In Conversation with Samuel Fosso

Posted in Photography

Self-portraiture is by definition about image and identity. With his various series of self-portraits, Samuel Fosso has devoted his career to embody important historical figures. He reflects on the imagery and the symbols that accompany public figures, highlighting their outfits and surroundings that convey an atmosphere of power. In doing so, he forces the viewer to question the relation between power and politics, and understand its origin.

Samuel Fosso is one of the most renowned artists working in Africa today. He was born in 1962, in Kumba, Cameroon, near the border with Biafra in Nigeria. In 1972, he moved from Nigeria to Bangui, Central African Republic in order to escape the Biafran War. He briefly worked as an assistant photographer before running his own photography studio during his adolescence. There, he would dress up in fashionable outfits and deck himself out with props to take self-portraits after work.

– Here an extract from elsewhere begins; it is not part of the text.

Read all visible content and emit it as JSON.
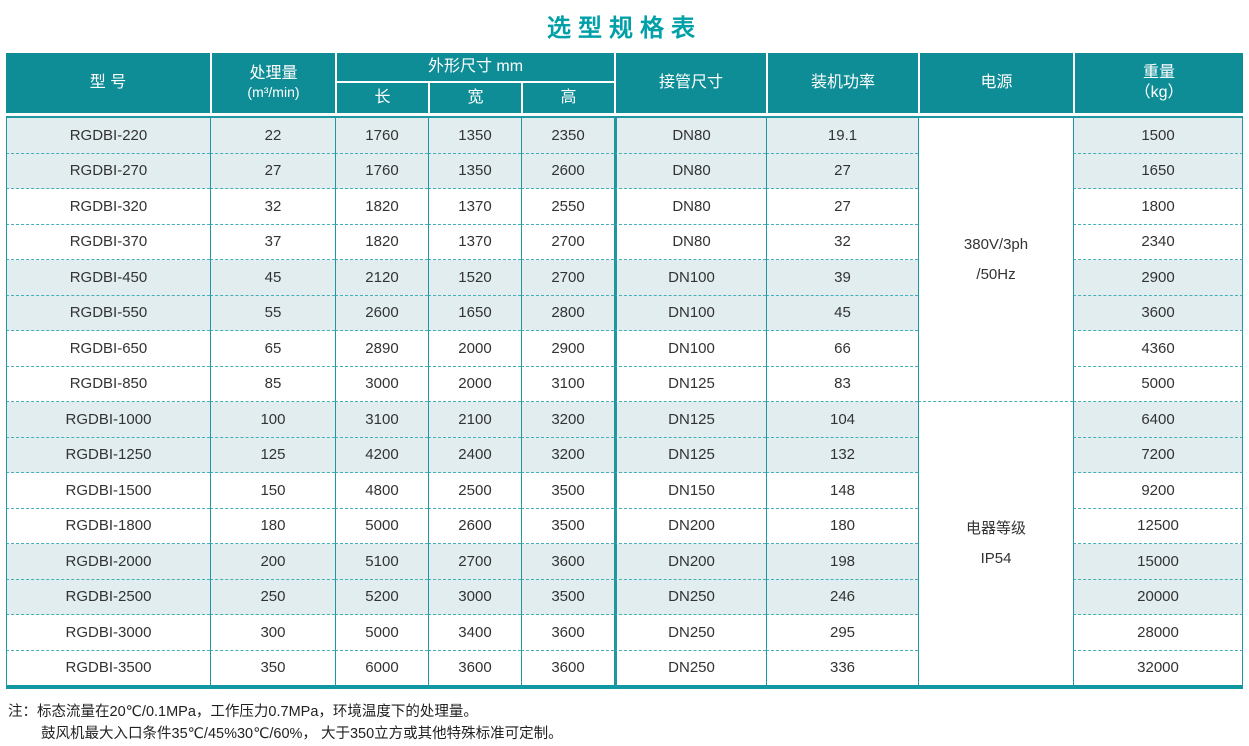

Fosso’s body of work is a collection of powerful photographic images on which he is wearing different disguises. In the series African Spirits (2008), he paid tribute to historical icons such as Haile Selassie, Kwame Nkrumah, Malcolm X, Martin Luther King, and Angela Davis, among many others. In Dream of My Grandfather (2003), he is dressed in traditional Igbo attire, as a reincarnation of his grandfather, or as a traditional healer in realization of a career that his grandfather had wished for him.

In Emperor of Africa (2013), Fosso examines political agendas and cultural arenas by imitating Mao Zedong in a series of visually stunning photographs. There is a fine line between the straight-faced insouciance with which he clothes himself in the identity of an ‘other’ and the revolutionary subtext implicit in these magisterial images.